Recycling of end-of-life tyres (ELTs) into secondary raw materials for new tyres.
There was excitement at the BIR Tyres & Rubber Committee webinar on October 15 following a guest presentation on the recycling of end-of-life tyres (ELTs). The presentation covered using secondary raw materials for tyres and other product applications.
The Committee’s Chairman Max Craipeau of China-based Greencore Resources Ltd said the BlackCycle research project co-ordinated by major producer Michelin had the potential to “revolutionize” ELT recycling at a time when the key crumb rubber market was under severe threat. If successful, it could mean that, in five to six years from now, around half of Europe’s ELTs would be incorporated as secondary raw materials into new tyres, he added.
According to Michaël Cogne, Research Programme Manager for BlackCycle at Michelin, the Euro 16 million project had started earlier this year and was relying on a multi-pronged approach, including mechanical methods to deconstruct tyres so as to gather different clusters of materials as input for pyrolysis in order to achieve specific outputs. The intention was also to address recovered carbon black and pyrolytic oil in parallel “to find the best way to valorize everything to a good level of performance”. Chemical competencies would be used to refine oils to create a desirable feedstock for the manufacture of carbon black, he added.

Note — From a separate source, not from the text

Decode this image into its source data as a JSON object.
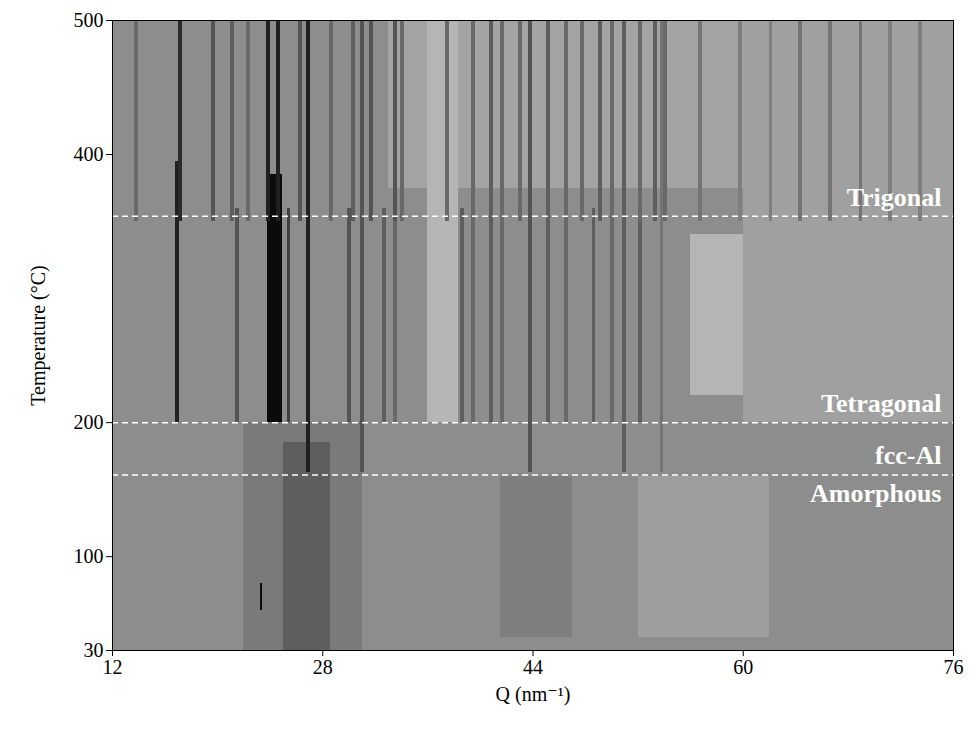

The project has brought together seven industrial partners, five research and technological organizations, and an innovation cluster. Their specialisms span: tyre collection; granulation; pyrolysis; transformation of pyrolytic oil into more valuable materials; carbon black manufacture; life-cycle analysis; environmental assessment along the value chain; data management; and communications. “With the full value chain, you have a good chance to valorize all the outputs” for use in “high-value applications”, said Mr Cogne. The research had the potential to be a “game-changer” for used tyres, he contended.
Mr Craipeau particularly welcomed the fact that current elements of the ELT recycling chain - such as collectors, granulators and tyre deconstructors - would “still have a major role to play in the industry as providers of added-value feedstock”. This would apply even to small and medium-sized recyclers, enabling them to continue to use existing equipment.
Webinar panellist Martin von Wolfersdorff, a carbon black and recovered carbon black expert at Wolfersdorff Consulting of Berlin, praised the BlackCycle recycling objectives as exceeding Michelin’s initial Vision 2048 goals. He estimated a recovered carbon black production of around 400,000 tonnes per annum and a sustainable carbon black production of some 80,000 tonnes per annum by 2030 if every second European tyre were recycled in the BlackCycle system. Mr Von Wolfersdorff was also impressed by the “all-star cast” gathered by Michelin, as well as by the “deep integration” of the research venture.
Another panellist, Robert Weibold, an expert on scrap tyre recycling and pyrolysis at Robert Weibold GmbH in Austria, said this “astonishing” project combined “a lot of know-how” and offered the potential scope to deal with huge volumes of tyres.
The webinar participants acknowledged that the emergence of this potentially huge outlet for ELTs was particularly well-timed given the regulatory storm clouds currently gathering over the main outlet for crumb rubber use as infill for sports pitches, a topic discussed in greater depth at the BIR Tyres & Rubber Committee’s eForum in June this year. Speaking at the webinar, Mr Craipeau expressed the fear that a ban on infill “is on its way”.
In a brief market analysis, Mr Craipeau confirmed that the pandemic had dramatically reduced the number of vehicles on roads and therefore ELT arisings, forcing many recyclers to turn to their buffer stocks. On the demand side, COVID had curtailed the number of projects requiring crumb rubber, including the development of sports pitches.